На северной стороне острова, параллельно берегу, возвышается так называемая «Сухая грива» — песчаный вал, образовавшийся от прибоев воды. То возвышаясь, то понижаясь, грива эта тянется на далекое пространство и, покрытая деревцами осокори, дикорастущими вишнями, кустами черемухи, калины, шиповника, клена, представляет собою самый роскошный притон для соловьев и других пернатых певунов. Вечерними и утренними зорями перелески эти оглашаются тысячами голосов, покрываемых могучими и звучными трелями соловья. Можно подумать, что птицы всего мира собрались сюда и, собравшись, порешили воспеть красоту весны. Вы стоите на этой «гриве», на одном из самых возвышенных ее курганов, внимаете концерту пернатых, а между тем перед вами, кругом вас и повсюду раскидываются картины одна другой грандиознее, одна другой живописнее. Прямо — целое море воды, со стоном плещущей о нагорный берег. Это море освещено закатом солнца, и в огне его чернеют чуть заметными линиями лодочки, шлюпки, душегубки; белеют паруса; снуют пароходы и, оглашая воздух стоном колес, кажутся гигантами среди лодок и косулей[5]. Звучные песни, иногда даже целые хоры долетают до вас с этого огненного моря, и вы слушаете не наслушаетесь их. Но вот солнце утонуло, огонь потух, море подернулось легкой рябью; вы смотрите направо — и перед вами амфитеатром возвышаются гряды своеобразных гор, одна другой живописнее.
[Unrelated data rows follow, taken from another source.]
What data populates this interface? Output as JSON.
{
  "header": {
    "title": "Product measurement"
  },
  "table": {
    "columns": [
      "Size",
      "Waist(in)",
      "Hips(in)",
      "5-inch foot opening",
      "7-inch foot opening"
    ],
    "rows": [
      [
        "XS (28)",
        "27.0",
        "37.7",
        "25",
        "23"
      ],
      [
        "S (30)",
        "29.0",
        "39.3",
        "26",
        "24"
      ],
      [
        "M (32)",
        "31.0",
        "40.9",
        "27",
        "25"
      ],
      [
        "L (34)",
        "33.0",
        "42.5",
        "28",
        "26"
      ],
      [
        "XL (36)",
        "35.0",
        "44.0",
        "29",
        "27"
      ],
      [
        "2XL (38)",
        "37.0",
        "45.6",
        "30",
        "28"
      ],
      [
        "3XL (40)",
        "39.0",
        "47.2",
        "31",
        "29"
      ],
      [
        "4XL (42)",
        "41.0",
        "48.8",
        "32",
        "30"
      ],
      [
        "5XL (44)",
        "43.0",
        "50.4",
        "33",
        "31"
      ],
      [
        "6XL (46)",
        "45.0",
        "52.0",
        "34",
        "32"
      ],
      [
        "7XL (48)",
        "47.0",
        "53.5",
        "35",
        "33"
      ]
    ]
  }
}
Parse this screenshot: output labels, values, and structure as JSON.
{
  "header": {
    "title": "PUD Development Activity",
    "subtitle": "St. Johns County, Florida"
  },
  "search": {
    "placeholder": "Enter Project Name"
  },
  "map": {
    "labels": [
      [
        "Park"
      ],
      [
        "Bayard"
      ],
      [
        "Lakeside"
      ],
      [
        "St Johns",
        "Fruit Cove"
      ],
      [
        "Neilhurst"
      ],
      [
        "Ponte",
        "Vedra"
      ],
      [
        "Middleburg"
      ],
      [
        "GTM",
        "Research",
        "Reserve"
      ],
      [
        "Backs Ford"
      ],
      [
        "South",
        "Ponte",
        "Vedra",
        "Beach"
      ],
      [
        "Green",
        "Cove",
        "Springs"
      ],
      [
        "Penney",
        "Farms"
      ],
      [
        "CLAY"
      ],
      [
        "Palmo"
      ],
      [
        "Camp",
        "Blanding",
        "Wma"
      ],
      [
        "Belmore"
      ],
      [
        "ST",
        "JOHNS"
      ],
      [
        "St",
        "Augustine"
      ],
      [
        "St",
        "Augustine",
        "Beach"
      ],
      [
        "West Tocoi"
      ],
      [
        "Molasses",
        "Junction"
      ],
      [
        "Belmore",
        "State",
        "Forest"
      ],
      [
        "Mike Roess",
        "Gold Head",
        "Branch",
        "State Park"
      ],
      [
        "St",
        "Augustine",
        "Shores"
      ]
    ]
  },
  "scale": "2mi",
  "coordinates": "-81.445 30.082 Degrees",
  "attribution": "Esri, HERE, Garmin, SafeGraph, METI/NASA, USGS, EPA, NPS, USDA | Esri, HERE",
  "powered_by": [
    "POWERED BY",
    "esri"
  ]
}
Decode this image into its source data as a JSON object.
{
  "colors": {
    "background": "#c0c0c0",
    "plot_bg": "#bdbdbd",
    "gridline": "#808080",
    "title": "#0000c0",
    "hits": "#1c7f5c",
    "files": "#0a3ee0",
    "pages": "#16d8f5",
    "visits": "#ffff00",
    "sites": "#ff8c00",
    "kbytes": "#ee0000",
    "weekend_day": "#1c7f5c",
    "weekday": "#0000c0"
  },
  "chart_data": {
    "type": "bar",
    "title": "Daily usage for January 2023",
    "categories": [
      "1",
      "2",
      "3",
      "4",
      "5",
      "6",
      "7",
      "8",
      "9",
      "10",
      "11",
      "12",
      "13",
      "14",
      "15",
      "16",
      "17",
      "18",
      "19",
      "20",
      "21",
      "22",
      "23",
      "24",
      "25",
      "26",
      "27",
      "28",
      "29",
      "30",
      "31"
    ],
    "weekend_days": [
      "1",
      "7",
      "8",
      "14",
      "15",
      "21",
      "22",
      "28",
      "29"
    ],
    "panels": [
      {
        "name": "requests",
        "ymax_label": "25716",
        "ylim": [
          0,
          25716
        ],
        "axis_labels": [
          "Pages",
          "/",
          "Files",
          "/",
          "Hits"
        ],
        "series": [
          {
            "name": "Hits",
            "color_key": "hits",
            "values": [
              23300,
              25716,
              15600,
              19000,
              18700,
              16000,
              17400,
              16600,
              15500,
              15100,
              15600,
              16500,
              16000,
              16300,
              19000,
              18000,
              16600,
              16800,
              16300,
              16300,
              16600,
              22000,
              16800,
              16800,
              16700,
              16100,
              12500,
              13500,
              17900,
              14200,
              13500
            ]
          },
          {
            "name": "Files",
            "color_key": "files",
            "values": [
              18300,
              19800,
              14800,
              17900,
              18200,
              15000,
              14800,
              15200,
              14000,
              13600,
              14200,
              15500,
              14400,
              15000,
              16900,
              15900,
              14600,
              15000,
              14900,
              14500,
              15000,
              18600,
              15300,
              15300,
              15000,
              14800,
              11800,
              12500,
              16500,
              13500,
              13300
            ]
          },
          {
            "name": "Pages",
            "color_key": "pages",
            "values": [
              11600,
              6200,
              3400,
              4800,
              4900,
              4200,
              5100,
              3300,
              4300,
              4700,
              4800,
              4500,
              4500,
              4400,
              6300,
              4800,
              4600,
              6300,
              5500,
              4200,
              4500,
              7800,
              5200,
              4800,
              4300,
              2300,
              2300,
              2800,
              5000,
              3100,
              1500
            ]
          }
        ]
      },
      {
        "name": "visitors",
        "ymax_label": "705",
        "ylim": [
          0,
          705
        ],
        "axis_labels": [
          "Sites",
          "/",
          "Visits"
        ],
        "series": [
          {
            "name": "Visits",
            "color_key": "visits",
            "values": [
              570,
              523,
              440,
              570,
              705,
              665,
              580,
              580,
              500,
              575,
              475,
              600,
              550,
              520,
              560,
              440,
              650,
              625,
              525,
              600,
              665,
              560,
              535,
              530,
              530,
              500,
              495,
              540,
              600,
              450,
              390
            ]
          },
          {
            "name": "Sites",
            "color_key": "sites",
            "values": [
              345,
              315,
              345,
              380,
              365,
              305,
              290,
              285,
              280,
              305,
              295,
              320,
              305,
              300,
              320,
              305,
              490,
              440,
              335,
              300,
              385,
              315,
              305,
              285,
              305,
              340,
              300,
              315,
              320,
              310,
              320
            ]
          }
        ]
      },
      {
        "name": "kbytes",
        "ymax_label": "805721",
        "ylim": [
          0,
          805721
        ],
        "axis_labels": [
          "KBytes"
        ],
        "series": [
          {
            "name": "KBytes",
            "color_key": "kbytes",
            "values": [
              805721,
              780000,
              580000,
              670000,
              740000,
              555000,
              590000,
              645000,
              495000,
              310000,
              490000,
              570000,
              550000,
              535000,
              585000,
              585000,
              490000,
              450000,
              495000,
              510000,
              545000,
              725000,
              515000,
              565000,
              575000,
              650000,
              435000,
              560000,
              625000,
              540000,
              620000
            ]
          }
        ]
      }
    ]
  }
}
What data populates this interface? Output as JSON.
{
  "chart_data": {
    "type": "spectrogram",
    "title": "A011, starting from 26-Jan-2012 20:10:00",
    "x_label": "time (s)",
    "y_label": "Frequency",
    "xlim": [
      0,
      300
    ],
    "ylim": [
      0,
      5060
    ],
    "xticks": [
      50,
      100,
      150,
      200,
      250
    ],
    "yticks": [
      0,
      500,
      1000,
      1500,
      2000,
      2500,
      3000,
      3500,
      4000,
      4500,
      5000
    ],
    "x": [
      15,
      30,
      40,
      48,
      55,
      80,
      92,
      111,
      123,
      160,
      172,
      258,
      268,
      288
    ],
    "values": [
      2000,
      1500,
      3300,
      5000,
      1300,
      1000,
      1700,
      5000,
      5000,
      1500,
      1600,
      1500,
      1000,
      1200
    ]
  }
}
Горы эти, пестреющие обвалами, садами, зеленью, перелесками, непрерывной цепью тянутся на юго-восток и кончаются так называемой Увекской горой, чуть синеющей на прозрачном горизонте. Гора эта, спускающаяся острым мысом, далеко врезавшимся в зеркало воды, невольно восхищает вас своею причудливостью и вместе с тем легкостью своего контура. Что-то весьма похожее на эту гору видел я в Ницце, на берегу Средиземного моря, в стороне к каналу. Так же, как и здесь, горы расположены там амфитеатром и кончаются горой, похожею на Увекскую; только нет здесь того маяка, который возвышается там, на той горе, и горит яркой звездой во мраке ночи.